Statistical distributions of geophysical systems are often non-Gaussian (multi-modal, skewed, fat-tailed, etc.) However, many conventional ensemble prediction schemes based on Bayesian methods,
such as the Ensemble Kalman Filter, assume normal statistics when conditioning upon observations and this can lead to poor performance.
On the other hand, systematically converging ensemble schemes may require very large numbers of samples to properly represent non-Gaussian statistics, more than can be practically obtained for large-scale geophysical models.

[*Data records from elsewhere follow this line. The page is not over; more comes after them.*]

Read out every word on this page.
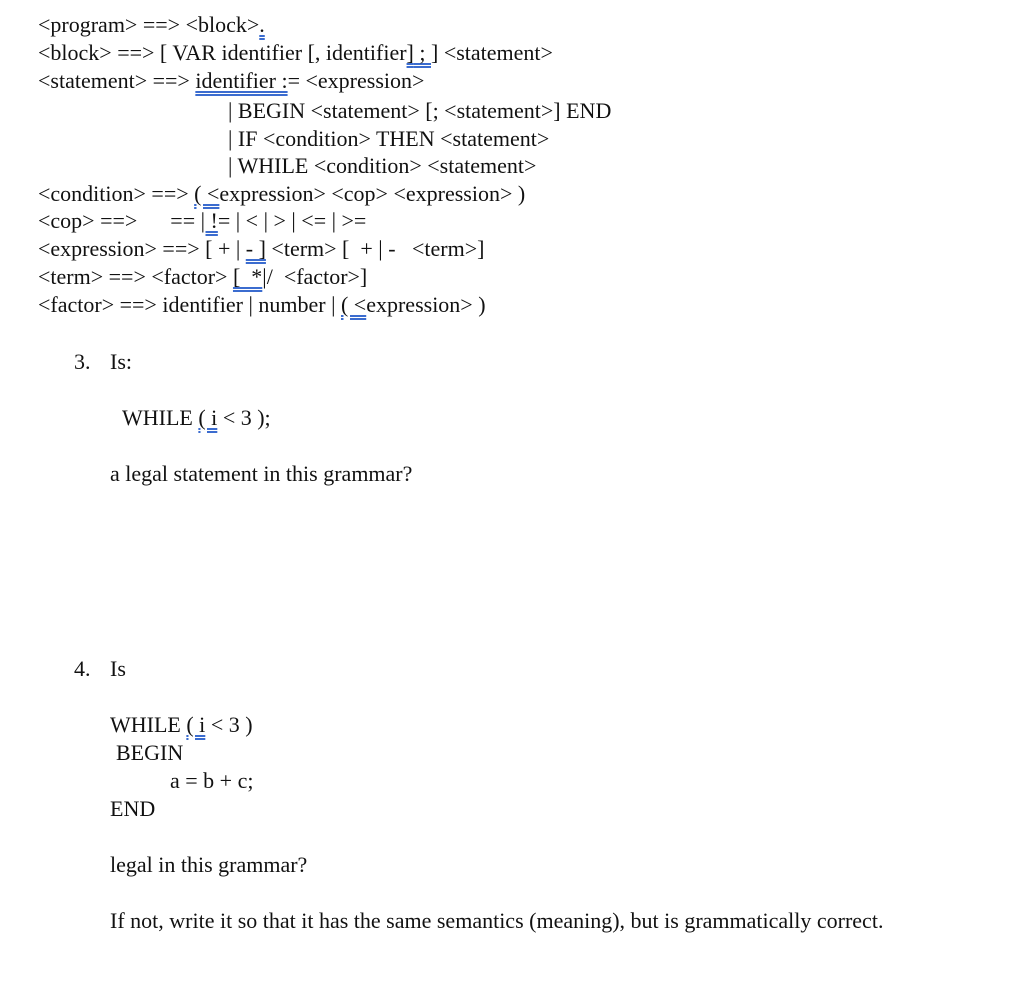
<program> ==> <block>.
<block> ==> [ VAR identifier [, identifier] ; ] <statement>
<statement> ==> identifier := <expression>
| BEGIN <statement> [; <statement>] END
| IF <condition> THEN <statement>
| WHILE <condition> <statement>
<condition> ==> ( <expression> <cop> <expression> )
<cop> ==>      == | != | < | > | <= | >=
<expression> ==> [ + | - ] <term> [  + | -   <term>]
<term> ==> <factor> [  *|/  <factor>]
<factor> ==> identifier | number | ( <expression> )
3. Is:
WHILE ( i < 3 );
a legal statement in this grammar?
4. Is
WHILE ( i < 3 )
BEGIN
a = b + c;
END
legal in this grammar?
If not, write it so that it has the same semantics (meaning), but is grammatically correct.
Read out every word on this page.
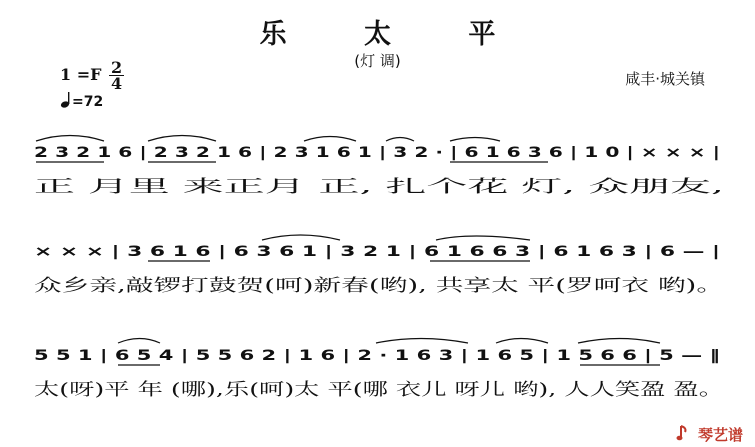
乐 太 平
(灯 调)
$1 =F \frac{2}{4}$
=72
咸丰·城关镇
2 3 2 1 6 | 2 3 2 1 6 | 2 3 1 6 1 | 3 2 · | 6 1 6 3 6 | 1 0 | × × × |
× × × | 3 6 1 6 | 6 3 6 1 | 3 2 1 | 6 1 6 6 3 | 6 1 6 3 | 6 — |
5 5 1 | 6 5 4 | 5 5 6 2 | 1 6 | 2 · 1 6 3 | 1 6 5 | 1 5 6 6 | 5 — ‖
正 月里 来正月 正, 扎个花 灯, 众朋友,
众乡亲,敲锣打鼓贺(呵)新春(哟), 共享太 平(罗呵衣 哟)。
太(呀)平 年 (哪),乐(呵)太 平(哪 衣儿 呀儿 哟), 人人笑盈 盈。
琴艺谱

I shall introduce ensemble prediction methods that model system statistics as maximum-entropy/minimum
information distributions, that can be quite non-Gaussian. The basic idea is to represent system statistics by a distribution which, subject to moment constraints, minimizes the relative entropy or Kullback-Liebler information with respect to a model of the prior statistics. When the latter is taken to be a mixture of Gaussians,
this scheme gives a natural generalization of the Ensemble Kalman Filter for non-normal statistics. I'll discuss the method, its implementation and its advantages and disadvantages. Finally, I'll
present results for a simple stochastic PDE model of the ocean thermohaline circulation, which has bimodal statistics associated to two distinct stable states, and compare the maximum-entropy method in its cost and performance with other standard ensemble filtering methods.